This invention relates to apparatus for direct measurement of small values of inductance.
When developing and testing RF circuits, it is often necessary to use inductances of very low value, such as inductances in the range from 10.sup.-8 H to 3X10.sup.-6 H. Known apparatus available for measuring inductances of such low value are either expensive, time consuming, or both. The least expensive technique known for measuring the impedance of a circuit element involves the use of a Wheatstone bridge in which a known element is compared with an unknown element. For resistors, the technique is quite satisfactory using DC current to avoid the effects of reactance in the measurement circuit, but for capacitors or inductors, which require AC current for the measurement, the problem is to first balance the bridge with known elements of equal value in order to balance out the effects of reactance in the measurement circuit before substituting an unknown element for one of the known elements.

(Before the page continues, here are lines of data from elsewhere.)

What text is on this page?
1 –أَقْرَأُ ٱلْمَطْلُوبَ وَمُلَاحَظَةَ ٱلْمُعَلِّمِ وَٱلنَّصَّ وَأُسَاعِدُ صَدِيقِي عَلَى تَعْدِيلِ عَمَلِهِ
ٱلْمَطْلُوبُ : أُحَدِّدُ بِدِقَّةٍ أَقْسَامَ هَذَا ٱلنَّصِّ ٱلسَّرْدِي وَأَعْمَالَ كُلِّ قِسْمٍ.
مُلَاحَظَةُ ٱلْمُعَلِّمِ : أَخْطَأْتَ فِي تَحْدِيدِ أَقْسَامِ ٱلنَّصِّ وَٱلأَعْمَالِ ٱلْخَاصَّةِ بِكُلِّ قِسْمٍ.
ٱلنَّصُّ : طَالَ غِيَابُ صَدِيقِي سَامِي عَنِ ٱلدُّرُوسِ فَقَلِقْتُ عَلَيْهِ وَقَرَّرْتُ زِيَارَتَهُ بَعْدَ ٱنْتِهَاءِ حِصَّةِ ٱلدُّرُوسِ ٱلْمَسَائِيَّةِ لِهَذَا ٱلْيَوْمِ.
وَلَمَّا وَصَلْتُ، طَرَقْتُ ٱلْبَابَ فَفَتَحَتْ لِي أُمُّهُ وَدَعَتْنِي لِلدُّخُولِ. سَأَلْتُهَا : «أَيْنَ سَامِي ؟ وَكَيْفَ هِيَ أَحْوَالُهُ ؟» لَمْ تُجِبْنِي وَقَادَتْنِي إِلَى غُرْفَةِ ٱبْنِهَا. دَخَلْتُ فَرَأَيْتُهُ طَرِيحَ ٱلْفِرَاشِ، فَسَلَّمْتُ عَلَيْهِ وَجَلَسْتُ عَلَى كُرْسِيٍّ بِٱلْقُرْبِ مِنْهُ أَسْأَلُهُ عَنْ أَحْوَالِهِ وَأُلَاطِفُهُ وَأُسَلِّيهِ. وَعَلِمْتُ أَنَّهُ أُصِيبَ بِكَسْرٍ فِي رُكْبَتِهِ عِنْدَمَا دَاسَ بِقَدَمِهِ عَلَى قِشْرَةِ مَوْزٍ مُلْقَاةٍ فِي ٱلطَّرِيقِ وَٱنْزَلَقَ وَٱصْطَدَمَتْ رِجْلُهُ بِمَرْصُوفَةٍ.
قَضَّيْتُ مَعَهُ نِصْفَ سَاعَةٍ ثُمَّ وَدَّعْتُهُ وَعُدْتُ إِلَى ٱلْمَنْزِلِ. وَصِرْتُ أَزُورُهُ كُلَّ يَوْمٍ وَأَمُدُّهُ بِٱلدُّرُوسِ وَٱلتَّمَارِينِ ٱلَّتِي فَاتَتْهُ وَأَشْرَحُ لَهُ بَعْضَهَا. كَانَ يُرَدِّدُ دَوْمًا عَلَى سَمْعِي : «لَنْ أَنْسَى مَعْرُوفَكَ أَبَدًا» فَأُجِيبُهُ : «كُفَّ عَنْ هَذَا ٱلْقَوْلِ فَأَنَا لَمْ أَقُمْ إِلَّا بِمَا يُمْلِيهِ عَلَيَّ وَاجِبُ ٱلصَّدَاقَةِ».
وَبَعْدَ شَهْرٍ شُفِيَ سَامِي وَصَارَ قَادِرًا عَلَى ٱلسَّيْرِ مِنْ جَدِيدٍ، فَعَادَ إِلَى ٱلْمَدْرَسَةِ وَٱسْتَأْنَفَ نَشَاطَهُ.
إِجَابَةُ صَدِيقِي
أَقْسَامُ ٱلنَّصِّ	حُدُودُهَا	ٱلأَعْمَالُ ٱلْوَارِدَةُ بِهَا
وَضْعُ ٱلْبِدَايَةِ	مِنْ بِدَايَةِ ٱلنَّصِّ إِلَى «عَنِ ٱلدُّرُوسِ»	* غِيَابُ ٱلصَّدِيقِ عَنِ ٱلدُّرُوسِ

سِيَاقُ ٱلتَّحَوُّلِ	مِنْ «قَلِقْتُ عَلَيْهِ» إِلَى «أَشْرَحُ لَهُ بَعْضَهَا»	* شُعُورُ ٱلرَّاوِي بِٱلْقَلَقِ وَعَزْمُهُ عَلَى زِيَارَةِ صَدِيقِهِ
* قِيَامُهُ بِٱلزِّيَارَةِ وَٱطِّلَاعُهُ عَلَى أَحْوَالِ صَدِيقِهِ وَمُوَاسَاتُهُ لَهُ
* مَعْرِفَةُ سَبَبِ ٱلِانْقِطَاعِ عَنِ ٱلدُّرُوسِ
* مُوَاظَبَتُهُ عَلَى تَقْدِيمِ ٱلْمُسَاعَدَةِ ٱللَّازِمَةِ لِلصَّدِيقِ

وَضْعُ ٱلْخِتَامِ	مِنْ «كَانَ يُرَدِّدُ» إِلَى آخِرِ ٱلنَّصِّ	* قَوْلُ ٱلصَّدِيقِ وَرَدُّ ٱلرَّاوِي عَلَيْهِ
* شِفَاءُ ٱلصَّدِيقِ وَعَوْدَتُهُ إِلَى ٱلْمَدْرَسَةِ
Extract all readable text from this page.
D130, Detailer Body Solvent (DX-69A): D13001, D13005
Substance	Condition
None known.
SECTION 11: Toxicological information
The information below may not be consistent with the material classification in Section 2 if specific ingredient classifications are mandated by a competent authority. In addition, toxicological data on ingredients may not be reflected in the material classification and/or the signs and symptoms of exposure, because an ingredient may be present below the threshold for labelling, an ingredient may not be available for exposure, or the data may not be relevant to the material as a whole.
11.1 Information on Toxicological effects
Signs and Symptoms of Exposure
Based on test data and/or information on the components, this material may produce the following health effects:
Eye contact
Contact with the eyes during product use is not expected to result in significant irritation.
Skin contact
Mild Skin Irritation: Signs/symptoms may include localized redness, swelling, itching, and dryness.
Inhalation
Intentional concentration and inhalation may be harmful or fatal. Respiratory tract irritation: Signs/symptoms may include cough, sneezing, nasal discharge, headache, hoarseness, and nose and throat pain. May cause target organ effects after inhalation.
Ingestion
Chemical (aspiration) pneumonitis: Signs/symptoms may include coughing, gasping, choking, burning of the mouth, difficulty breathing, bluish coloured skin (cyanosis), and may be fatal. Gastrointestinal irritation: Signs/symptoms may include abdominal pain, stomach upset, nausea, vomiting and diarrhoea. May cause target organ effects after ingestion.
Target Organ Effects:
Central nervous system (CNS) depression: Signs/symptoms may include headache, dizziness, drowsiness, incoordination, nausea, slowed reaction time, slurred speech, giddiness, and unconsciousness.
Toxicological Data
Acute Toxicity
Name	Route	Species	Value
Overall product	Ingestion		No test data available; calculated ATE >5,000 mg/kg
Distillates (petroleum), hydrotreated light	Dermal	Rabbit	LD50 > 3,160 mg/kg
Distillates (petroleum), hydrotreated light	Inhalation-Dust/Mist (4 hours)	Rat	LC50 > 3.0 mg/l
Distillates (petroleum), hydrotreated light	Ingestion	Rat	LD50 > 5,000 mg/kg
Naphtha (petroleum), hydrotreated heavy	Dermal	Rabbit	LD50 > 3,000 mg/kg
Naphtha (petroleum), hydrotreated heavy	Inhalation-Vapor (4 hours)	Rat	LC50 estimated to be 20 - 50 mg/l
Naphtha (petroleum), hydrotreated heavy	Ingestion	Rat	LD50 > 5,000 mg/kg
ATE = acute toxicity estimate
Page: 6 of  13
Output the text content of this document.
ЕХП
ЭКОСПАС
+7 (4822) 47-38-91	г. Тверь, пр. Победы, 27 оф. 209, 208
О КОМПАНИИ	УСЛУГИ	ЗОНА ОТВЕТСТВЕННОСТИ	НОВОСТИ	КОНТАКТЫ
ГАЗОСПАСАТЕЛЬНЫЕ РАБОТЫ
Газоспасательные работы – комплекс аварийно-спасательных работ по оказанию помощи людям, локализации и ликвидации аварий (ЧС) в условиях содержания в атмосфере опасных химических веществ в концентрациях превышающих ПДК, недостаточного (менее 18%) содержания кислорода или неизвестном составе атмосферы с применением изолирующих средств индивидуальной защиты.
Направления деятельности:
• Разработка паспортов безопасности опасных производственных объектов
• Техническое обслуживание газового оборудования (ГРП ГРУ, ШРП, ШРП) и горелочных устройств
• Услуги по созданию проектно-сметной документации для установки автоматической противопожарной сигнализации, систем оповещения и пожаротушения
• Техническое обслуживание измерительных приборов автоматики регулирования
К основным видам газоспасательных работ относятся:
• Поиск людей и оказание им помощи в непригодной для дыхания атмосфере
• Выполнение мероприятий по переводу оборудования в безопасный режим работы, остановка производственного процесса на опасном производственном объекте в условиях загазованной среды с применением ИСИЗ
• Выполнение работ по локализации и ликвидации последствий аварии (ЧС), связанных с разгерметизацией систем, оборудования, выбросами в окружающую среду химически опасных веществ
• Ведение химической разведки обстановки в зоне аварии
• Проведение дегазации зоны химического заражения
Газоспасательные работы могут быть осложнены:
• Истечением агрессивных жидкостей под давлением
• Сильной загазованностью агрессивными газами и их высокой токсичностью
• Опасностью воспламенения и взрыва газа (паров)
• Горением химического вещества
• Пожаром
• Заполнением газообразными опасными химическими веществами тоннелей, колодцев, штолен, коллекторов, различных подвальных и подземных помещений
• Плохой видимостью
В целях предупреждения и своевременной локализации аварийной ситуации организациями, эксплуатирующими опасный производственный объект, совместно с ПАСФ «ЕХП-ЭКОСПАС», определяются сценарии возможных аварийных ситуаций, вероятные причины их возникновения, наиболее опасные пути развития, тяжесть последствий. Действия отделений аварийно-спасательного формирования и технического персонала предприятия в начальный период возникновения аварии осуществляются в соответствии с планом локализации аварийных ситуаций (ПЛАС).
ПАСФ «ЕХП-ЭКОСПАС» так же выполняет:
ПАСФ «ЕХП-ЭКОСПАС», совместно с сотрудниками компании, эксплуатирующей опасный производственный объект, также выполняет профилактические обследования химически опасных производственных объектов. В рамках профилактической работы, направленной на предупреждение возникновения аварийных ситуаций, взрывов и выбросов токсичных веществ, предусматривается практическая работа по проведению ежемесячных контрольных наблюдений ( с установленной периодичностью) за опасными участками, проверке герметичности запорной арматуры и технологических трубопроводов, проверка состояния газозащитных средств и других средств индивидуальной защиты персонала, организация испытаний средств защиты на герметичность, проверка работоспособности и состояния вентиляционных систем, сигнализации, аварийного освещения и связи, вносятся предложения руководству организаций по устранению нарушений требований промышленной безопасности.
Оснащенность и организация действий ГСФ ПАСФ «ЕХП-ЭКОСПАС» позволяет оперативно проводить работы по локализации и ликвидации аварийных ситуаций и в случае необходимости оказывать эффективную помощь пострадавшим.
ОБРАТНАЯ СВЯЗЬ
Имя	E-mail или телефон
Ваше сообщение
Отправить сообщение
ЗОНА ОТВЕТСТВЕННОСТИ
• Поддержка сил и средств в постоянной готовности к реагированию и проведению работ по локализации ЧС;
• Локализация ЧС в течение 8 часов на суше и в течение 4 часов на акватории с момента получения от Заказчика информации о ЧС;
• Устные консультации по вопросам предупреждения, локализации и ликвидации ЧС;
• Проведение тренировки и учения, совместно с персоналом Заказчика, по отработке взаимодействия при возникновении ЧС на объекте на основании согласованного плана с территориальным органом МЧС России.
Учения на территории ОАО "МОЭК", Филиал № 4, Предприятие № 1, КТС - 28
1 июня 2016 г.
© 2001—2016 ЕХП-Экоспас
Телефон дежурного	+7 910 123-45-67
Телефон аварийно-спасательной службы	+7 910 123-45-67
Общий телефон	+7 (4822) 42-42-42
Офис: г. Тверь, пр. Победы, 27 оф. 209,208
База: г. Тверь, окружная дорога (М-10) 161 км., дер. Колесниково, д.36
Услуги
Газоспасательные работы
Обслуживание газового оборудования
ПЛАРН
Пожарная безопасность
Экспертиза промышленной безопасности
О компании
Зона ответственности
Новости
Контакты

Another technique for measuring inductance or capacitance utilized in a system disclosed in U.S. Pat. No. 3,480,857 depends upon detecting the change in resonant frequency of an LC tuned circuit. Cycles of the resonant frequency are first counted up for a predetermined period with a known element in the circuit. Then the unknown element is inserted, or substituted, and cycles of the new resonant frequency are counted down for the same predetermined period. The difference is proportional to the ratio of the unknown element to the known element. This requires knowing the value of the known element to the same degree of accuracy required for the unknown element, and is subject to the accuracy and stability of the system in measuring the predetermined period for counting cycles at both frequencies.